In the beginning, it almost sounded like the main character Frenenqer was a wingless angel and that her father was God. I started believing that was the case because of the cover. This book actually wasn't about angels, but in a way, the father and God comparison was true. Frenenqer was an isolated and lonely girl who wanted to be free and her father was a controlling bastard with twisted ideas. I desperately wanted her father to be thrown over a cliff into crocodile-infested water. I wanted Frenenqer to take Sangris (who will I get to in a bit) up on his offer to rip her father to shreds. I don't think I've ever hated a character as much as I hated Frenenqer's father. In his goal to create the perfect daughter, he came off as an emotionless, out-of-touch prick. I won't say more because you'll have to see for yourself. Besides, it's time to focus on better things, like what made this book for me: Frenenqer and Sangris.
Frenenqer was a complicated character. It's almost hard to describe her. Although she acted docile around her father to please him, she wasn't timid and spineless in the least. She desired freedom above all else. The thing was, if she truly had the chance to be free, would she actually take it? And because of the way her parents treated her, she lacked certain emotions. Or she believed she wasn't capable of certain emotions. Like love. It made her seem like she was uncaring of others, but deep down she knew she cared. It made her a really frustrating person at times. There were some moments where I wanted to shake some sense into her because I believed she was being completely unfair. But I understood why she acted the way she did. And there were some moments where I wanted to hug and comfort her. So, it all balanced out, and I grew to really admire her character.
Her relationship with Sangris was the highlight of the novel for me. It was the reason why I fell in love with this book. Sangris is a Free person. Free people are capable of shape-shifting and traveling to any world they want. Although Free people tend to keep to themselves, Sangris wasn't afraid or uncomfortable to let Frenenqer in. He was an open book with her and couldn't help hanging around. He was fascinated and curious, even though Nenner (his nickname for her) was cold to him a lot of the time. After he started taking her to exotic cities and worlds so that she could experience freedom, it was clear that he had feelings for her. And that underneath all that sarcasm and mischievousness Sangris was really sweet and loved deeply. He was capable of all the feelings Frenenqer lacked, and he helped her see what she was missing. It was strange that, although their personalities and views were different, they still were able to understand each other in a way that no one else did. It was a special bond. I wish I could go on and on about them, especially Sangris, but just know that they were perfect together and their interactions with each other were my favorite parts of the novel.
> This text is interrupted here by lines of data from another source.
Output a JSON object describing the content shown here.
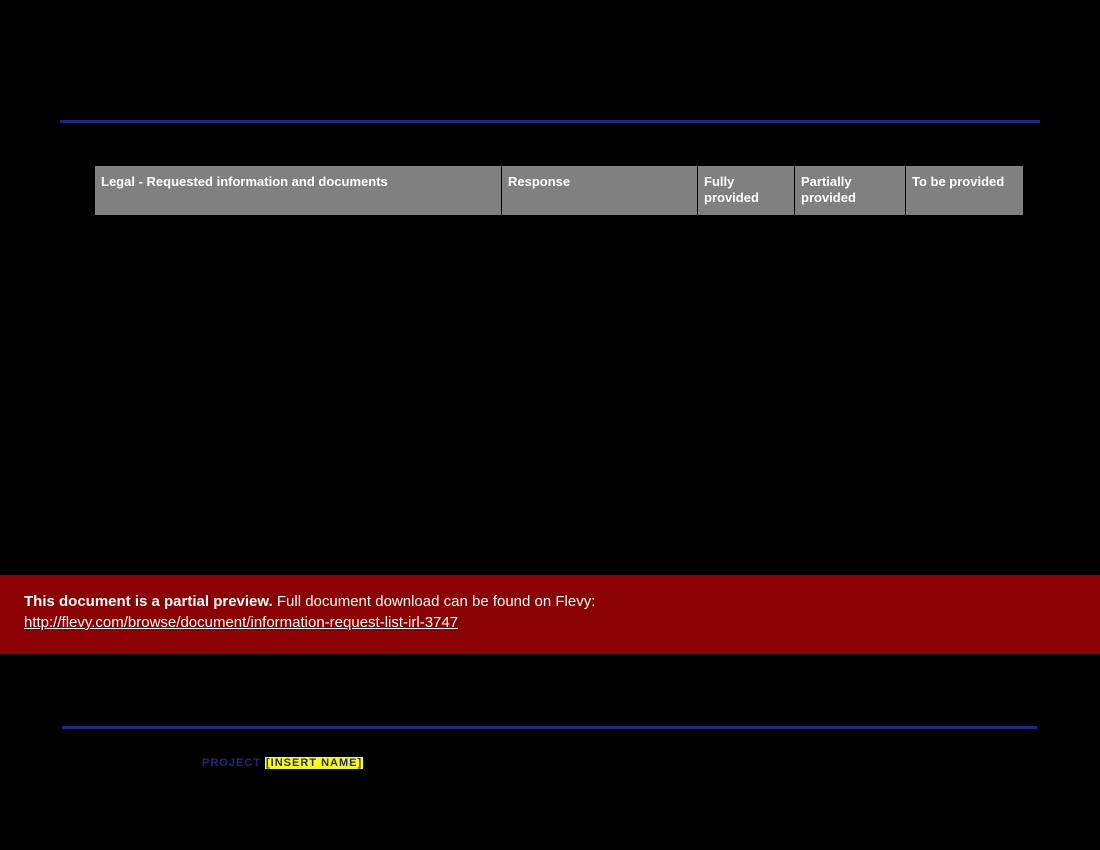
{
  "table": {
    "headers": {
      "col1": "Legal - Requested information and documents",
      "col2": "Response",
      "col3": "Fully provided",
      "col4": "Partially provided",
      "col5": "To be provided"
    }
  },
  "banner": {
    "bold": "This document is a partial preview.",
    "rest": "  Full document download can be found on Flevy:",
    "link_text": "http://flevy.com/browse/document/information-request-list-irl-3747",
    "link_href": "http://flevy.com/browse/document/information-request-list-irl-3747"
  },
  "project": {
    "label": "PROJECT ",
    "placeholder": "[INSERT NAME]"
  }
}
As I got closer and closer to the end of The Girl With Borrowed Wings, I was not only scared of what would happen but also sad that it was almost over. I didn't want it to end. Thankfully the ending didn't destroy my heart like I feared, and I could see just how much Frenenqer had changed. It was wonderful to read. The Girl With Borrowed Wings was just the type of story that I needed to read. While I can't say everyone will fall in love with this book the way I did, I thought the story ended in a way that everyone could appreciate. It brought a huge smile to my face and got me close to tears. It was a story that resulted in pure happiness and love, and one that I can't recommend enough.